Michał Androsiuk, uznany autor z Hajnówki, wydawanie swoich tekstów drukiem rozpoczął od twórczości w języku białoruskim. Napisał też dwie książki po polsku. „Żubr” i jeszcze dziewięć opowiadań to tłumaczenia na polski utworów pomieszczonych w białoruskojęzycznych tomach z lat 2004 i 2006.

Znając wcześniejsze opowiadania Michała Androsiuka łatwo wejść w świat Hajnówki – prowincji z elementami nieuchwytnej dla postronnych magii. Do świata zwykłych ludzi, którym autor przypatruje się z czułością i nieskrywaną sympatią. W których zdecydowanie wierzy. Wierzy, że mogą wyrwać się z codziennego kieratu, ba, że urosną im symboliczne skrzydła i nauczą się latać w nieprzyjaznym świecie. I rozumie tych, którzy wzlatywanie nad poziomy mają za nic – wolą prząść dzień za dniem i wychylać jeden łyk piwa za drugim.

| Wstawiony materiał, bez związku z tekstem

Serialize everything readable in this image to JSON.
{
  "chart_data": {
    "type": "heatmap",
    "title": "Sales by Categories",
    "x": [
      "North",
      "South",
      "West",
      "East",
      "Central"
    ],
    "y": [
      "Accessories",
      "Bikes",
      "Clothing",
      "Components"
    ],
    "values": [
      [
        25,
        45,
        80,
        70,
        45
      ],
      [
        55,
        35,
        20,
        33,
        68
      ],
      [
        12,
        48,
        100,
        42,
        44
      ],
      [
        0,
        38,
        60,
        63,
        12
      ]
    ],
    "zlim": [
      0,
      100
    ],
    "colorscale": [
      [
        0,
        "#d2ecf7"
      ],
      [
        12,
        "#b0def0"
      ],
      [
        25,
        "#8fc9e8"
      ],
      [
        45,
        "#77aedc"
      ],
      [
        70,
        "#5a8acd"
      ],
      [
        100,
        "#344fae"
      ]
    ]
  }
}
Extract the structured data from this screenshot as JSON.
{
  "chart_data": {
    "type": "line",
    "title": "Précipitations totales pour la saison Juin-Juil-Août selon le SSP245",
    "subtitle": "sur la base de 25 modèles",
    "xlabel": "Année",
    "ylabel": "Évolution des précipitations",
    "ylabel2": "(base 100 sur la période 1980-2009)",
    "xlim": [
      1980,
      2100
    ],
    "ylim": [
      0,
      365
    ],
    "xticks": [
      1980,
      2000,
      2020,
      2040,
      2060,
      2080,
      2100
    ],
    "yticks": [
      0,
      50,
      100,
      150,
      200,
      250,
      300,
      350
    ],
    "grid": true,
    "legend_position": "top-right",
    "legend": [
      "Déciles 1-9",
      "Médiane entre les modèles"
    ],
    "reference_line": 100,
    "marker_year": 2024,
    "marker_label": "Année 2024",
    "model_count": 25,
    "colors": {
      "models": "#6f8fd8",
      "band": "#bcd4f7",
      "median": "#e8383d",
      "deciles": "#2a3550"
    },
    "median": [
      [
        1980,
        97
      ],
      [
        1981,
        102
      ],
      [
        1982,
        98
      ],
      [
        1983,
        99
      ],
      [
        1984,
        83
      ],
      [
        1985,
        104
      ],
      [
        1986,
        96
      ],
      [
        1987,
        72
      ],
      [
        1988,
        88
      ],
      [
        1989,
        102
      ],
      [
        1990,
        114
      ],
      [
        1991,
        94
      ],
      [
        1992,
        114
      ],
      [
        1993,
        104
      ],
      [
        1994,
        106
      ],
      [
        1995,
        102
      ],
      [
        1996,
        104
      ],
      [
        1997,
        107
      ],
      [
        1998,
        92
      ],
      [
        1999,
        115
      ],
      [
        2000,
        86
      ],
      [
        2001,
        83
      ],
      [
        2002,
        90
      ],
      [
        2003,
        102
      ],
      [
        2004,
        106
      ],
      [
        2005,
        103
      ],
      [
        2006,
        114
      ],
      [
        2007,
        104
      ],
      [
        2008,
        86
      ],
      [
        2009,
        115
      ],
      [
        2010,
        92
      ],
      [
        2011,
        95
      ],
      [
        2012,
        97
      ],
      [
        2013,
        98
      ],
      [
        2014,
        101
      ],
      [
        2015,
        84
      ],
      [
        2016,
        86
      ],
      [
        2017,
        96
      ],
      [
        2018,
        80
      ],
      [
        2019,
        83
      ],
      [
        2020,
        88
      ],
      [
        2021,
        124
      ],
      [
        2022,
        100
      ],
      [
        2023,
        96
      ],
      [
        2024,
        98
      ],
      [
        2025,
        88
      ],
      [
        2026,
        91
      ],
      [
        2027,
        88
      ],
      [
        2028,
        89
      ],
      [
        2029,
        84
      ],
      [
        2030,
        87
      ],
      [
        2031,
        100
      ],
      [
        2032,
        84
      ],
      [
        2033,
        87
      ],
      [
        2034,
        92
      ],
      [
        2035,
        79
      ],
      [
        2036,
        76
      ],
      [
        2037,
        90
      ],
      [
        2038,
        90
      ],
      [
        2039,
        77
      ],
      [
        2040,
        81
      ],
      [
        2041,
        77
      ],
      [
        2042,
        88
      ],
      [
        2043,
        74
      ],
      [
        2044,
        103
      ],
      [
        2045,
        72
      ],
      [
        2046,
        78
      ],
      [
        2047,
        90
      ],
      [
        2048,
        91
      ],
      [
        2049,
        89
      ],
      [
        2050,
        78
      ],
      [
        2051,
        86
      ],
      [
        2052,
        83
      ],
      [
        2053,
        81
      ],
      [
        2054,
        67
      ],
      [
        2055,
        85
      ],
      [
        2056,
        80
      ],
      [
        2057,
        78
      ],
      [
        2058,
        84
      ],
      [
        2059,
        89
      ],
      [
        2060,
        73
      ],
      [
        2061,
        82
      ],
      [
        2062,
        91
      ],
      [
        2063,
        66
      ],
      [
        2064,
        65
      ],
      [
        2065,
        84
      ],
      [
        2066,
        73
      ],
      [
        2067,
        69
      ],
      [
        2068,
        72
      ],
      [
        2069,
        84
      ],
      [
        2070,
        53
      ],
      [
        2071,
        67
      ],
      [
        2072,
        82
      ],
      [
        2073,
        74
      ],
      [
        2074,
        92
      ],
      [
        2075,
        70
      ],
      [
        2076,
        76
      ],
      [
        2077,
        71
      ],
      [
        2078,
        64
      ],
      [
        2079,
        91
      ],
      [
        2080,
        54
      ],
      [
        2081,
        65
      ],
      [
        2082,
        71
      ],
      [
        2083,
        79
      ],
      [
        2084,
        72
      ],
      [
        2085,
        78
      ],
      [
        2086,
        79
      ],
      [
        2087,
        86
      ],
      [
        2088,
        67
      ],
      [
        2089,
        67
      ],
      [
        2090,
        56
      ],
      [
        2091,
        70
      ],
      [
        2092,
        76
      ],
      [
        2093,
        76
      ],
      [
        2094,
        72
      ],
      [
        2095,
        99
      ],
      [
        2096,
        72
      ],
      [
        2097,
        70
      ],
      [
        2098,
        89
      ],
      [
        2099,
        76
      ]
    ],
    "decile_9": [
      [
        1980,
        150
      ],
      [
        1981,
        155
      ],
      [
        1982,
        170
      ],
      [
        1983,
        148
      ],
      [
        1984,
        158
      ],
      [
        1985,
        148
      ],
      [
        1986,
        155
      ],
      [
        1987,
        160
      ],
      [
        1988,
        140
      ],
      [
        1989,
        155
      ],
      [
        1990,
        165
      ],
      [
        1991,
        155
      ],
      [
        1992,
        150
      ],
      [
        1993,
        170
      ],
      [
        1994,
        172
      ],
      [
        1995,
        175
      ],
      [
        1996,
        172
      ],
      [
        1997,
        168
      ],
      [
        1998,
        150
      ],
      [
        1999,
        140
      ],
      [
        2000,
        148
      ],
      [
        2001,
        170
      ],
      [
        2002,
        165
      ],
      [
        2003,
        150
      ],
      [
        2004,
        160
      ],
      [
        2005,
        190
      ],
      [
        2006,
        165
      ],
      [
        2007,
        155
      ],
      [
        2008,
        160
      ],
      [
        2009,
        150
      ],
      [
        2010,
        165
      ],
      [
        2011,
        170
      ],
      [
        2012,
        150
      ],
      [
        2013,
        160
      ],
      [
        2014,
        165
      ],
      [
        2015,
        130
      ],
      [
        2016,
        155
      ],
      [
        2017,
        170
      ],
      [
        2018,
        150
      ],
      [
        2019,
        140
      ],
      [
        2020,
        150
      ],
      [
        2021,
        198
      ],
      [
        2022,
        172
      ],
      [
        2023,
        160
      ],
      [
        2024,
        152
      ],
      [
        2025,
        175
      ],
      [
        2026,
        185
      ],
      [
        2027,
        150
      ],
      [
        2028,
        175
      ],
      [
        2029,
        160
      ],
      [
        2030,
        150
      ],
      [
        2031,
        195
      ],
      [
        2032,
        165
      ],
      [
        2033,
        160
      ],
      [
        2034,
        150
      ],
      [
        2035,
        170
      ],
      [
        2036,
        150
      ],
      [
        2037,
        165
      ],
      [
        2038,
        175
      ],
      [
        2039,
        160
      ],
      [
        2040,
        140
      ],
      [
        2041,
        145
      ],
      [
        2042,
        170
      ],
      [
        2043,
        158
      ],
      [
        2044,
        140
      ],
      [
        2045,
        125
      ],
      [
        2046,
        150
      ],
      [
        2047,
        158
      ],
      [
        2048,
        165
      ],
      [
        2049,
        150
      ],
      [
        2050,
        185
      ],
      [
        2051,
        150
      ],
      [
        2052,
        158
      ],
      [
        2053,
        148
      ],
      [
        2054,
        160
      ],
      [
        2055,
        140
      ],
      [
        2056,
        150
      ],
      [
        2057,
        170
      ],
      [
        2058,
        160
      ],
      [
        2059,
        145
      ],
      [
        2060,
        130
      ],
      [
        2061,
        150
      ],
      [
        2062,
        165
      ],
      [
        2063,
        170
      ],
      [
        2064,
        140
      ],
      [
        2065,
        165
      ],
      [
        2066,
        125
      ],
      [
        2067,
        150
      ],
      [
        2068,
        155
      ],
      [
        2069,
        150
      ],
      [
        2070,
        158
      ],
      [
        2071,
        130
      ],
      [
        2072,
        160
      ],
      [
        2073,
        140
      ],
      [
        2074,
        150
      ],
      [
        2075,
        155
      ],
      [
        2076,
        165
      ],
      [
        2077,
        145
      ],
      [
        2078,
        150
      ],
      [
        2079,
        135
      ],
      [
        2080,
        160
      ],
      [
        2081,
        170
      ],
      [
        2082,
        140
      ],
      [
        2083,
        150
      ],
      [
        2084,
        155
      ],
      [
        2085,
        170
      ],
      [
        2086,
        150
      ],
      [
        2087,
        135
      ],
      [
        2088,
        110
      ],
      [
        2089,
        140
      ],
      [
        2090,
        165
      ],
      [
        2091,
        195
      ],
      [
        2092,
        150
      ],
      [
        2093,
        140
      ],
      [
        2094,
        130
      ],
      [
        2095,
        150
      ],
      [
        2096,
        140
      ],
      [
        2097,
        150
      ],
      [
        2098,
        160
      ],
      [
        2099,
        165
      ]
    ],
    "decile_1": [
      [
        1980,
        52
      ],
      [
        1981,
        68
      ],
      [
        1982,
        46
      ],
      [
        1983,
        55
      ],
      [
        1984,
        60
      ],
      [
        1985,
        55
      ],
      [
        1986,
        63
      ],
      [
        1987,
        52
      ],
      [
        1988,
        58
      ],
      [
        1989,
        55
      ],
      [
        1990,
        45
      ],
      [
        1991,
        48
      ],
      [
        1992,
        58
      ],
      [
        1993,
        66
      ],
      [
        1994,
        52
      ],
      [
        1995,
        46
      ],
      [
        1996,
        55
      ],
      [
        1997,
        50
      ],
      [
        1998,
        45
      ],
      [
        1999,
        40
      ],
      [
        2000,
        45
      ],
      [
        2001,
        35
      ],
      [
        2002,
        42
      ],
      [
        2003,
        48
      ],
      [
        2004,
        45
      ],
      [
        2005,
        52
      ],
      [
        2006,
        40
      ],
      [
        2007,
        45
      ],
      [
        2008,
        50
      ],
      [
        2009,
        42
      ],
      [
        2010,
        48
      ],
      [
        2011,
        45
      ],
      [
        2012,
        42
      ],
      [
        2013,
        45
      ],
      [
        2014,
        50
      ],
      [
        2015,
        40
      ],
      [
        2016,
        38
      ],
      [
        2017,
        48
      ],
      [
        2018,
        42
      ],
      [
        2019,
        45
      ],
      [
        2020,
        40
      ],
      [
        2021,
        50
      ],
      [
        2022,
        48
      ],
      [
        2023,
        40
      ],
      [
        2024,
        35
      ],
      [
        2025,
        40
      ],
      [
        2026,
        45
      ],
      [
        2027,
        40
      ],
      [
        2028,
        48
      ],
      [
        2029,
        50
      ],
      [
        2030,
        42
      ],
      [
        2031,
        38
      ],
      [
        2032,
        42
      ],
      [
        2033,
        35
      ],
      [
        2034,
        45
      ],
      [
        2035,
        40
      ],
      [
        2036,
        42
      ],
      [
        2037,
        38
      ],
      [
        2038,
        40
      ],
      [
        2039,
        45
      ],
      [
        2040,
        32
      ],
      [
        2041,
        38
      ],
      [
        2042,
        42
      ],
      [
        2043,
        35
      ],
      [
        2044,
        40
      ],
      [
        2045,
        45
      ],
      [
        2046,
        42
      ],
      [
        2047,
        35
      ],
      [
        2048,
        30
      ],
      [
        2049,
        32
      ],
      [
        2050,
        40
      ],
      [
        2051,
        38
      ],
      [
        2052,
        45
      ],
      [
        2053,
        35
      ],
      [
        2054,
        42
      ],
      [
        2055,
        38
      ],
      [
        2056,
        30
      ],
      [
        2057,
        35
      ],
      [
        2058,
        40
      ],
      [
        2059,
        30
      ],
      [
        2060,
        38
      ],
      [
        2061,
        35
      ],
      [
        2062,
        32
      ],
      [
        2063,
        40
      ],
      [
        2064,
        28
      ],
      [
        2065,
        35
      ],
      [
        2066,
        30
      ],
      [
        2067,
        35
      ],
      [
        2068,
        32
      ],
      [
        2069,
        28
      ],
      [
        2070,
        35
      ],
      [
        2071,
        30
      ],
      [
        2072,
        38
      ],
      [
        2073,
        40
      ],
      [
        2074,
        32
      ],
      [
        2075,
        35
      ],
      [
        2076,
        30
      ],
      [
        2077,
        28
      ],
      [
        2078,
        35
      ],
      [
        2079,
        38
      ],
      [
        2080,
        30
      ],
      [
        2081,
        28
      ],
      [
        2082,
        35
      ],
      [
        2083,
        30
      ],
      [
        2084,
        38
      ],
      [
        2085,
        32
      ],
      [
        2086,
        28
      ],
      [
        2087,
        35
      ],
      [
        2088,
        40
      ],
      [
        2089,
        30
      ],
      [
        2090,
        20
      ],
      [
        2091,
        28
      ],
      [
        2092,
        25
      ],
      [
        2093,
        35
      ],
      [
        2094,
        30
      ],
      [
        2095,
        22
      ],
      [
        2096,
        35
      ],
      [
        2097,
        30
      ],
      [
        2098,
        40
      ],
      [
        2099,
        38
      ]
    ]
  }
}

Co ciekawe – układ tomu opowiadań zdaje się sugerować, że osoba dokonująca wyboru wraz z Androsiukiem chciała pochylić się nad kobiecymi charakterami.  I to właśnie one – panie ratują facetów z opresji, mają prawo do bycia pracownicami seksualnymi czy realizacji swoich potrzeb i fantazji. Mężczyźni wciąż fantazjują i nie potrafią niczego zmienić. Niektórzy są wręcz naiwni jak dzieci.

Michał Androsiuk bardzo subtelnie dotyka też świata lokalnych przekonań. Czyż nie urzeka „mądrość ludowa” „Kto w lesie nie złodziej, w domu nie gospodarz”? Czy postać kapitana milicji, który w raz z transformacją zmienia się w cerkiewnego starostę albo przytyk iż prezydentem może zostać samouk? A przy tym kiedy czyta się komediowy „Upadek” trudno nie poszukać odwołań na przykład do Hrabala. I niezwykle smutny finał, czyli oda do klamki albo pocztówka z psychiatryka.

Zbiór opowiadań wydało Centrum Kultury Białoruskiej na tzw. dobry początek. Przekład sfinansowało Miasto Białystok. I chociaż tłumacz podpowiada, że opowiadania stawiają pytanie „dlaczego tak często przegrywamy” – zwycięsko ze starcia ze światem wychodzi Michał Androsiuk i jego pisanie.

Dziesięć opowiadań Michała Androsiuka jak dziesięć listów z przeszłości, które autor napisał, zaadresował, zalegalizował znaczkami i gorliwie wrzucił do skrzynki. Ale te zostały odłożone w niewłaściwe miejsce przez stażystę zakochanego w konduktorce z pociągu, którym jeździł do pracy, i zapodziały się na dziesięciolecia. Dziś jako kierownik, przygotowując placówkę do likwidacji, natknął się na nie i przypomniał sobie ów dzień sprzed ćwierćwiecza, kiedy młodziutka konduktorka, obecnie jego żona, odwzajemniła mu uśmiech. Być może właśnie to wspomnienie sprawiło, że odnalezione listy skierował do adresatów, i to w priorytetowym trybie.
Dziesięć opowiadań jak dziesięć listów pełnych troski i pytań również o to, dlaczego tak często przegrywamy? I dlaczego tak łatwo godzimy się na swoją stratę? I czy udało nam się w tej sprawie w ostatnich latach coś zmienić? Skrzące się dowcipem, wyobraźnią, momentami całkiem urwane w wesołą fantazję, pędzące na złamanie karku, a jednak zawsze wychodzące z tych prób cało – z zachowaną spójnością, wewnętrzną logiką, nienaruszoną konstrukcją i z pełną świadomością tego, czym są: fotografią emocji, popisem wyobraźni, artystycznym odwzorowaniem naszej podlaskiej przestrzeni. (Marcin Rębacz, tłumacz)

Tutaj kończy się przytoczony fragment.